The fund was modestly underweighted in office assets. “There’s been a slow recovery in office, and our rationale with that sector, as well as other underweight sectors like specialty, net lease and health care, is that there is slower growth potential. At this point in the cycle, we believe it’s good to be underweight in these sectors,” he says.
Principal Real Estate Securities Institutional Fund’s largest underweight sector by the end of the second quarter 2006 was retail. “We are nervous about retail trends in light of the risk of slowing employment growth, rising energy prices and a slowing housing market.”
Industry Evolutions
With his background in commercial real estate, Rush can say he has witnessed the industry’s progression first-hand. He mentions two significant changes since starting with Principal in 1987. First would be a change in research methods. “Now it’s more top-down macroeconomic research, where you’re studying what’s going on with demand,” Rush says. “When I started in the industry, it was seat-of-the-pants investment. There was a lot of cyclicality and people got burned. By the end of the 1980s, the industry had become more sophisticated.”
The second change goes hand in hand with the first, and that’s the securitization of real estate. “Through the proliferation of publicly held REITs and CMBS has come more transparency: more information and better information,” Rush says. “We now have a more efficient flow and understanding of the industry.
“In the future, I really believe we’re going to see a slow migration toward an increasing percentage of ownership in a public format,” Rush continues. “The public slice of real estate will get larger. I don’t think it’ll exceed the private side, but over the long haul it will increase.”
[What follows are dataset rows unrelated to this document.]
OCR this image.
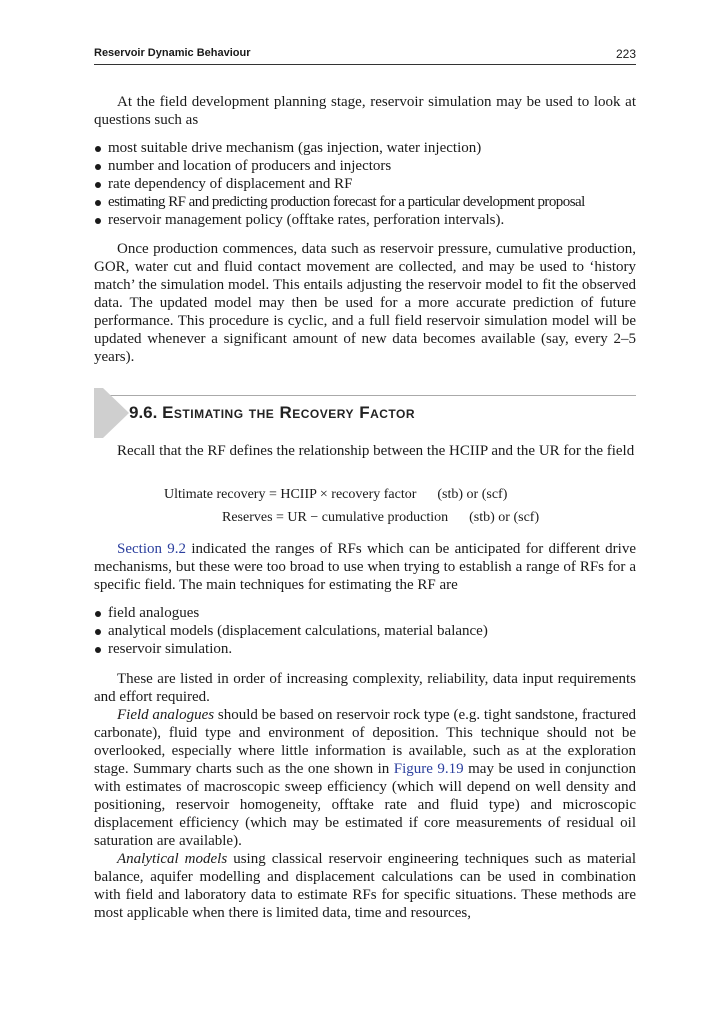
Reservoir Dynamic Behaviour	223

At the field development planning stage, reservoir simulation may be used to look at questions such as

most suitable drive mechanism (gas injection, water injection)
number and location of producers and injectors
rate dependency of displacement and RF
estimating RF and predicting production forecast for a particular development proposal
reservoir management policy (offtake rates, perforation intervals).

Once production commences, data such as reservoir pressure, cumulative production, GOR, water cut and fluid contact movement are collected, and may be used to ‘history match’ the simulation model. This entails adjusting the reservoir model to fit the observed data. The updated model may then be used for a more accurate prediction of future performance. This procedure is cyclic, and a full field reservoir simulation model will be updated whenever a significant amount of new data becomes available (say, every 2–5 years).

9.6. Estimating the Recovery Factor

Recall that the RF defines the relationship between the HCIIP and the UR for the field

Ultimate recovery = HCIIP × recovery factor (stb) or (scf)
Reserves = UR − cumulative production (stb) or (scf)

Section 9.2 indicated the ranges of RFs which can be anticipated for different drive mechanisms, but these were too broad to use when trying to establish a range of RFs for a specific field. The main techniques for estimating the RF are

field analogues
analytical models (displacement calculations, material balance)
reservoir simulation.

These are listed in order of increasing complexity, reliability, data input requirements and effort required.

Field analogues should be based on reservoir rock type (e.g. tight sandstone, fractured carbonate), fluid type and environment of deposition. This technique should not be overlooked, especially where little information is available, such as at the exploration stage. Summary charts such as the one shown in Figure 9.19 may be used in conjunction with estimates of macroscopic sweep efficiency (which will depend on well density and positioning, reservoir homogeneity, offtake rate and fluid type) and microscopic displacement efficiency (which may be estimated if core measurements of residual oil saturation are available).

Analytical models using classical reservoir engineering techniques such as material balance, aquifer modelling and displacement calculations can be used in combination with field and laboratory data to estimate RFs for specific situations. These methods are most applicable when there is limited data, time and resources,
Until those changes occur, Rush emphasizes his current levelheaded approach to managing Principal Real Estate Securities Institutional Fund is based on three rules. “One, you must have a conviction in your investment belief, because if you don’t, you’ll find yourself reacting to the market rather than being proactive in the way you manage the money,” he says. “You also have to have good judgment to surround yourself with good people. Finally, you must have a bit of a short memory. Don’t relish the good days too much, and don’t dwell on the bad days either. You have to stay steady and not overreact to investors’ decisions. That can be applied to other parts of life, too.”